Lake in Nova Scotia, Canada

Big Molly Upsim Lake is a lake in Canada. It is located in the province of Nova Scotia, in the southeastern part of the country, 800 km east of the capital Ottawa. Big Molly Upsim Lake is 186 meters above sea level. The area is 5.2 square kilometers.

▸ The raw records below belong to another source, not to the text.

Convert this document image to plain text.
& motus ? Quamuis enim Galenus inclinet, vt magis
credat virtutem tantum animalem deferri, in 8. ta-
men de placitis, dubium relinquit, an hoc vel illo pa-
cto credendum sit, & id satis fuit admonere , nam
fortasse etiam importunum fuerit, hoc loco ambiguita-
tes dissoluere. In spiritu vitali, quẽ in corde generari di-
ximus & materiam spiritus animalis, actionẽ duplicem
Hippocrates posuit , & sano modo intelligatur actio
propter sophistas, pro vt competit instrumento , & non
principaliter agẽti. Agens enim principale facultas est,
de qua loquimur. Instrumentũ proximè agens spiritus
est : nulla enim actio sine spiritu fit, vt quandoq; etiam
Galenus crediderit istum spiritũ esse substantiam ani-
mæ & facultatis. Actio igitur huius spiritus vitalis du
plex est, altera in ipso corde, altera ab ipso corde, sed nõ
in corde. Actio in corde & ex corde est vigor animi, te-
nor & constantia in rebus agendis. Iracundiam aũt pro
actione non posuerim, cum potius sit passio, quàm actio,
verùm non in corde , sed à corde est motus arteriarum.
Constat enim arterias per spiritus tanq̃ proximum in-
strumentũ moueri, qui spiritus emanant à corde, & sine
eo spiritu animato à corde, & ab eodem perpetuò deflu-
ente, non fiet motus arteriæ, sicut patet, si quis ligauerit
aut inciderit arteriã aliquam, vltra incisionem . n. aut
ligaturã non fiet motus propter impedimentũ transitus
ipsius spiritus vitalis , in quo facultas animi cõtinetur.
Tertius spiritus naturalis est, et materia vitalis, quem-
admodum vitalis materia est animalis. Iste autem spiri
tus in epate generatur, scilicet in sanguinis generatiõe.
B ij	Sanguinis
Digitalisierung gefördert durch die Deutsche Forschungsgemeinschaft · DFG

It stretches 5.8 kilometers in the north–south direction, and 3.5 kilometers in the east–west direction.

Water:
- Curl Hole (one water course)
- Kelly Brook (one waterway)
- Lake Fredericks Brook (one waterway)
Lakes:
- Fourth Molly Upsim Lakes (lakes)
- Kelly Lake (lake)
- Little Cranberry Lake (lake)
- Little Molly Upsim Lake (one lake)
- Little Pine Lake (one lake)
- Long Lake (one lake)
- Nineteen Mile Lake (one lake)
- North Lake (one lake)
- Pine Lake (lake)

In the surrounding area of Big Molly Upsim Lake, mainly forests grow.[4] The area around Big Molly Upsim Lake is almost unpopulated, with less than two inhabitants per square kilometer. The tract is part of the hemiboreal climate zone. The annual average temperature in the funnel is 5 °C. The warmest month is July, when the average temperature is 18 °C, and the coldest is January, by −12 °C. Average yearly average is 1,919 millimeters. The rainy month is December, with an average of 297 mm rainfall, and the driest is August, with 81 mm rainfall.